A passion for the outdoors that never wanes
By Dave Bates
For the Observer-Reporter
I was chatting over breakfast with a friend about our collective hobbies. He stated he just couldn’t get excited about hunting anymore. He said none of his hobbies provided him with the same excitement they once did, nearly a quarter of a century ago.
He wasn’t exactly complaining but was unsure how to rekindle that old flame for occupying his free time. My suggestion was simple: Make it more of a challenge. If the scoped rifle isn’t doing the trick, pick up an open-sighted version. Maybe a pistol. If that doesn’t do it, haul out the old archery tackle, maybe even a stick bow rather than the cams, pulleys and crossbows of today’s archery scene. If that doesn’t work, maybe invite someone new to the game to accompany you. Take a kid out and you’ll see the world through a fresh set of eyes.
He stared at me like I had just landed from Mars.
How about reloading, fly fishing, hiking the Appalachian Trail? When I inquired what was wrong, he just repeated the same phrase, “The excitement is gone.” He finished his cup of coffee, picked up the check and headed out the door of our local watering hole without looking back. I immediately thought to myself, “Am I that lucky?” Maybe I forgot something in my litany on passion from the playbook of Bates, Chapter 3, Verse 80: “Work hard, play hard, fight hard, party hard, makes the body hard.” I might have omitted some inappropriate content for our younger readers. I’m afraid it’s all smoke and mirrors these days, but there was a time. However, in the absence of anything of real value I might have conveyed to my friend, this was the best I could come up with.
I pity my compatriots devoid of any real passion in their lives, their hobbies, their sporting pursuits. I believe in being passionate about anything of which I care deeply. Heck, I’m passionate about breakfast cereal. When it comes to my kid, anything she wants to do is on the table for the sake of cultivating our relationship. World travel? Sure. Fire building? Give’er a whirl. Drinking tea in subzero weather? Why not?
Last weekend, we were busy being Scottish at the 65th Highland Games in Ligonier. Whether ski bumming in Colorado back in the 1980s or teaching my daughter to ski at Nemacolin Woodlands 30 years later, it was all one varying degree of passion or another.
Baseball – I can’t imagine coaching without some sort of passion. If my fungo bat (look it up) was a woman I would have dated her in my younger days. No one relishes a win and calling in a game with a beer in hand more than me. No one detests the ensuing loss more than I do. I wish everyone got to feel once in their life the way the game of baseball has made me feel dozens of times over.
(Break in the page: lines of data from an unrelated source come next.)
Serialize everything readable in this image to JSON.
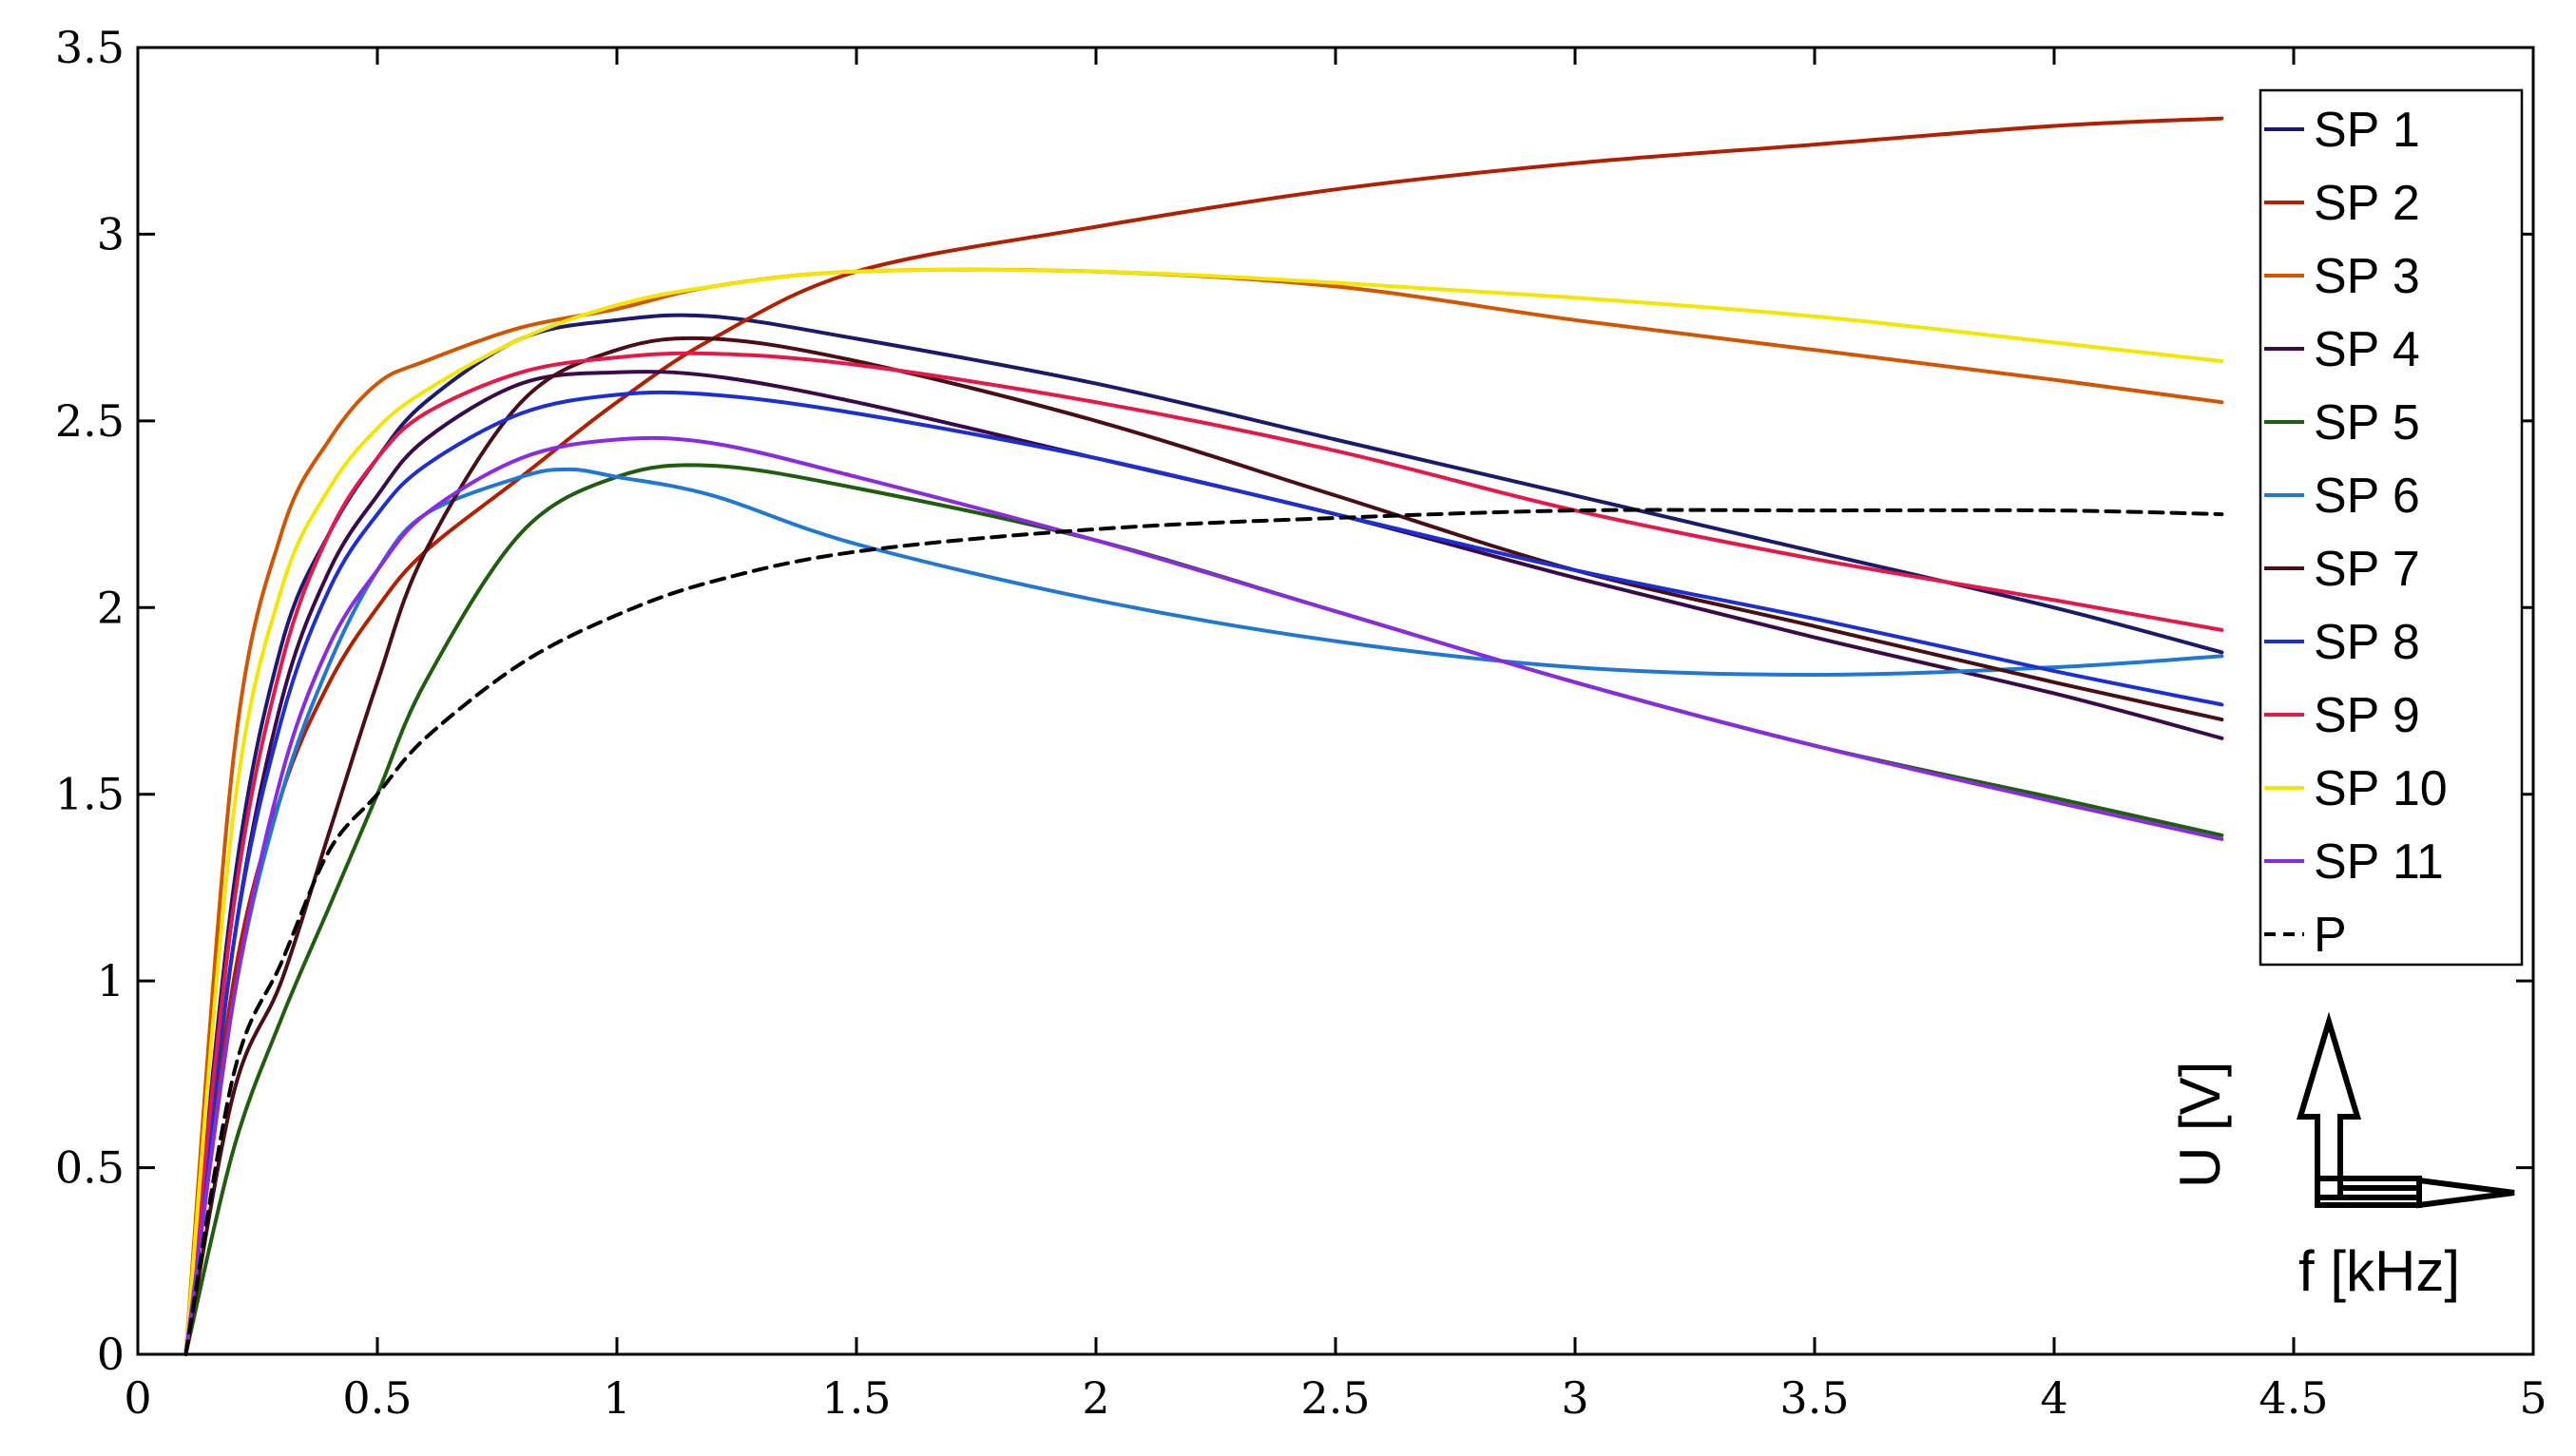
{
  "chart_data": {
    "type": "line",
    "xlim": [
      0,
      5
    ],
    "ylim": [
      0,
      3.5
    ],
    "xticks": [
      "0",
      "0.5",
      "1",
      "1.5",
      "2",
      "2.5",
      "3",
      "3.5",
      "4",
      "4.5",
      "5"
    ],
    "yticks": [
      "0",
      "0.5",
      "1",
      "1.5",
      "2",
      "2.5",
      "3",
      "3.5"
    ],
    "grid": false,
    "legend_position": "top-right",
    "axis_key": {
      "y_label": "U [V]",
      "x_label": "f [kHz]"
    },
    "series": [
      {
        "name": "SP 1",
        "color": "#1a1a6e",
        "dash": false,
        "points": [
          [
            0.1,
            0
          ],
          [
            0.2,
            1.25
          ],
          [
            0.3,
            1.9
          ],
          [
            0.4,
            2.2
          ],
          [
            0.5,
            2.4
          ],
          [
            0.6,
            2.55
          ],
          [
            0.8,
            2.72
          ],
          [
            1.0,
            2.77
          ],
          [
            1.2,
            2.78
          ],
          [
            1.5,
            2.72
          ],
          [
            2.0,
            2.6
          ],
          [
            2.5,
            2.45
          ],
          [
            3.0,
            2.3
          ],
          [
            3.5,
            2.15
          ],
          [
            4.0,
            2.0
          ],
          [
            4.35,
            1.88
          ]
        ]
      },
      {
        "name": "SP 2",
        "color": "#b22000",
        "dash": false,
        "points": [
          [
            0.1,
            0
          ],
          [
            0.2,
            1.0
          ],
          [
            0.3,
            1.5
          ],
          [
            0.4,
            1.8
          ],
          [
            0.5,
            2.0
          ],
          [
            0.6,
            2.15
          ],
          [
            0.8,
            2.35
          ],
          [
            1.0,
            2.55
          ],
          [
            1.2,
            2.72
          ],
          [
            1.5,
            2.9
          ],
          [
            2.0,
            3.02
          ],
          [
            2.5,
            3.12
          ],
          [
            3.0,
            3.19
          ],
          [
            3.5,
            3.24
          ],
          [
            4.0,
            3.29
          ],
          [
            4.35,
            3.31
          ]
        ]
      },
      {
        "name": "SP 3",
        "color": "#d45500",
        "dash": false,
        "points": [
          [
            0.1,
            0
          ],
          [
            0.2,
            1.6
          ],
          [
            0.3,
            2.2
          ],
          [
            0.4,
            2.45
          ],
          [
            0.5,
            2.6
          ],
          [
            0.6,
            2.66
          ],
          [
            0.8,
            2.75
          ],
          [
            1.0,
            2.8
          ],
          [
            1.2,
            2.86
          ],
          [
            1.5,
            2.9
          ],
          [
            2.0,
            2.9
          ],
          [
            2.5,
            2.86
          ],
          [
            3.0,
            2.77
          ],
          [
            3.5,
            2.69
          ],
          [
            4.0,
            2.61
          ],
          [
            4.35,
            2.55
          ]
        ]
      },
      {
        "name": "SP 4",
        "color": "#3b0a4a",
        "dash": false,
        "points": [
          [
            0.1,
            0
          ],
          [
            0.2,
            1.1
          ],
          [
            0.3,
            1.75
          ],
          [
            0.4,
            2.1
          ],
          [
            0.5,
            2.3
          ],
          [
            0.6,
            2.45
          ],
          [
            0.8,
            2.6
          ],
          [
            1.0,
            2.63
          ],
          [
            1.2,
            2.62
          ],
          [
            1.5,
            2.55
          ],
          [
            2.0,
            2.4
          ],
          [
            2.5,
            2.25
          ],
          [
            3.0,
            2.08
          ],
          [
            3.5,
            1.92
          ],
          [
            4.0,
            1.77
          ],
          [
            4.35,
            1.65
          ]
        ]
      },
      {
        "name": "SP 5",
        "color": "#1e5e0e",
        "dash": false,
        "points": [
          [
            0.1,
            0
          ],
          [
            0.2,
            0.55
          ],
          [
            0.3,
            0.9
          ],
          [
            0.4,
            1.2
          ],
          [
            0.5,
            1.5
          ],
          [
            0.6,
            1.8
          ],
          [
            0.8,
            2.2
          ],
          [
            1.0,
            2.35
          ],
          [
            1.2,
            2.38
          ],
          [
            1.5,
            2.32
          ],
          [
            2.0,
            2.18
          ],
          [
            2.5,
            1.99
          ],
          [
            3.0,
            1.8
          ],
          [
            3.5,
            1.63
          ],
          [
            4.0,
            1.49
          ],
          [
            4.35,
            1.39
          ]
        ]
      },
      {
        "name": "SP 6",
        "color": "#1f78d4",
        "dash": false,
        "points": [
          [
            0.1,
            0
          ],
          [
            0.2,
            0.95
          ],
          [
            0.3,
            1.5
          ],
          [
            0.4,
            1.85
          ],
          [
            0.5,
            2.1
          ],
          [
            0.6,
            2.25
          ],
          [
            0.8,
            2.35
          ],
          [
            0.9,
            2.37
          ],
          [
            1.0,
            2.35
          ],
          [
            1.2,
            2.3
          ],
          [
            1.5,
            2.17
          ],
          [
            2.0,
            2.02
          ],
          [
            2.5,
            1.91
          ],
          [
            3.0,
            1.84
          ],
          [
            3.5,
            1.82
          ],
          [
            4.0,
            1.84
          ],
          [
            4.35,
            1.87
          ]
        ]
      },
      {
        "name": "SP 7",
        "color": "#4a0e14",
        "dash": false,
        "points": [
          [
            0.1,
            0
          ],
          [
            0.2,
            0.7
          ],
          [
            0.3,
            1.0
          ],
          [
            0.4,
            1.4
          ],
          [
            0.5,
            1.8
          ],
          [
            0.6,
            2.15
          ],
          [
            0.8,
            2.55
          ],
          [
            1.0,
            2.69
          ],
          [
            1.2,
            2.72
          ],
          [
            1.5,
            2.66
          ],
          [
            2.0,
            2.5
          ],
          [
            2.5,
            2.3
          ],
          [
            3.0,
            2.1
          ],
          [
            3.5,
            1.95
          ],
          [
            4.0,
            1.8
          ],
          [
            4.35,
            1.7
          ]
        ]
      },
      {
        "name": "SP 8",
        "color": "#1c2fd6",
        "dash": false,
        "points": [
          [
            0.1,
            0
          ],
          [
            0.2,
            1.1
          ],
          [
            0.3,
            1.7
          ],
          [
            0.4,
            2.05
          ],
          [
            0.5,
            2.25
          ],
          [
            0.6,
            2.38
          ],
          [
            0.8,
            2.52
          ],
          [
            1.0,
            2.57
          ],
          [
            1.2,
            2.57
          ],
          [
            1.5,
            2.52
          ],
          [
            2.0,
            2.4
          ],
          [
            2.5,
            2.25
          ],
          [
            3.0,
            2.1
          ],
          [
            3.5,
            1.97
          ],
          [
            4.0,
            1.83
          ],
          [
            4.35,
            1.74
          ]
        ]
      },
      {
        "name": "SP 9",
        "color": "#e8174a",
        "dash": false,
        "points": [
          [
            0.1,
            0
          ],
          [
            0.2,
            1.2
          ],
          [
            0.3,
            1.85
          ],
          [
            0.4,
            2.2
          ],
          [
            0.5,
            2.4
          ],
          [
            0.6,
            2.52
          ],
          [
            0.8,
            2.63
          ],
          [
            1.0,
            2.67
          ],
          [
            1.2,
            2.68
          ],
          [
            1.5,
            2.65
          ],
          [
            2.0,
            2.55
          ],
          [
            2.5,
            2.42
          ],
          [
            3.0,
            2.26
          ],
          [
            3.5,
            2.13
          ],
          [
            4.0,
            2.02
          ],
          [
            4.35,
            1.94
          ]
        ]
      },
      {
        "name": "SP 10",
        "color": "#f5e600",
        "dash": false,
        "points": [
          [
            0.1,
            0
          ],
          [
            0.2,
            1.45
          ],
          [
            0.3,
            2.05
          ],
          [
            0.4,
            2.32
          ],
          [
            0.5,
            2.48
          ],
          [
            0.6,
            2.58
          ],
          [
            0.8,
            2.72
          ],
          [
            1.0,
            2.81
          ],
          [
            1.2,
            2.86
          ],
          [
            1.5,
            2.9
          ],
          [
            2.0,
            2.9
          ],
          [
            2.5,
            2.87
          ],
          [
            3.0,
            2.83
          ],
          [
            3.5,
            2.78
          ],
          [
            4.0,
            2.71
          ],
          [
            4.35,
            2.66
          ]
        ]
      },
      {
        "name": "SP 11",
        "color": "#8a2be2",
        "dash": false,
        "points": [
          [
            0.1,
            0
          ],
          [
            0.2,
            0.95
          ],
          [
            0.3,
            1.55
          ],
          [
            0.4,
            1.9
          ],
          [
            0.5,
            2.1
          ],
          [
            0.6,
            2.25
          ],
          [
            0.8,
            2.4
          ],
          [
            1.0,
            2.45
          ],
          [
            1.2,
            2.44
          ],
          [
            1.5,
            2.35
          ],
          [
            2.0,
            2.18
          ],
          [
            2.5,
            1.99
          ],
          [
            3.0,
            1.8
          ],
          [
            3.5,
            1.63
          ],
          [
            4.0,
            1.48
          ],
          [
            4.35,
            1.38
          ]
        ]
      },
      {
        "name": "P",
        "color": "#000000",
        "dash": true,
        "points": [
          [
            0.1,
            0
          ],
          [
            0.2,
            0.75
          ],
          [
            0.3,
            1.05
          ],
          [
            0.4,
            1.35
          ],
          [
            0.5,
            1.5
          ],
          [
            0.6,
            1.65
          ],
          [
            0.8,
            1.85
          ],
          [
            1.0,
            1.98
          ],
          [
            1.2,
            2.07
          ],
          [
            1.5,
            2.15
          ],
          [
            2.0,
            2.21
          ],
          [
            2.5,
            2.24
          ],
          [
            3.0,
            2.26
          ],
          [
            3.5,
            2.26
          ],
          [
            4.0,
            2.26
          ],
          [
            4.35,
            2.25
          ]
        ]
      }
    ]
  }
}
I have collected friendships and memories and championships and losses and smiles all with the same inexplicable degree of appreciation. Sure, there have been hard times and disappointments along the way, but I wouldn’t trade one minute of them for they all have taught me some lesson I needed to learn, even if it was one I didn’t care to learn at the time.
I’ve spent the last three years coaching baseball, losing more games than we lost in all the years prior. Call it learning patience or perseverance or whatever, I can’t say it was a good time every minute of the journey but I got something I needed in the process, and perhaps gave back a little to the game, in regards to passion.
As for hunting … it’s becoming fall, the best time of the year. And, yes, I am looking forward to every moment, every experience, every snapshot in time that I can capture and carry with me to the old hunter’s home one day. Deep down, I fancy that I will end up in Valhalla but that’s not a very Christian thought and my propensity for battle has waned of late. Maybe I’ll become a pacifist if things get too boring. I’ll simply have to make due with flushing grouse and woodcock in Northern Wisconsin this fall. Possibly, I’ll take my pleasures chasing pheasants provided by the Pennsylvania Game Commission with my big brothers in Garards Fort, sans Gertrude the Wonder Dog this bird season. Quite possibly there is a better than average buck waiting to make my acquaintance in the hollow behind the house this deer season.
And really, does it matter anyway? I have 20-gauge rounds to reload for the coming grouse forays. My swing and lead need some work and I’ll have to hit the skeet field a time or two prior to departure if I plan on hitting a flushing woodcock next month. I’m almost out of my pet .308 rounds, too, so I should get busy reloading in advance of the season.
There’s another Appleseed event coming to Western Pennsylvania in November.
Oh, that reminds me, our anniversary is Nov. 2. Thirty-three years! I wonder if Kelly would enjoy a Weatherby Orion side by side .410 as much as I would? Talk about your passion.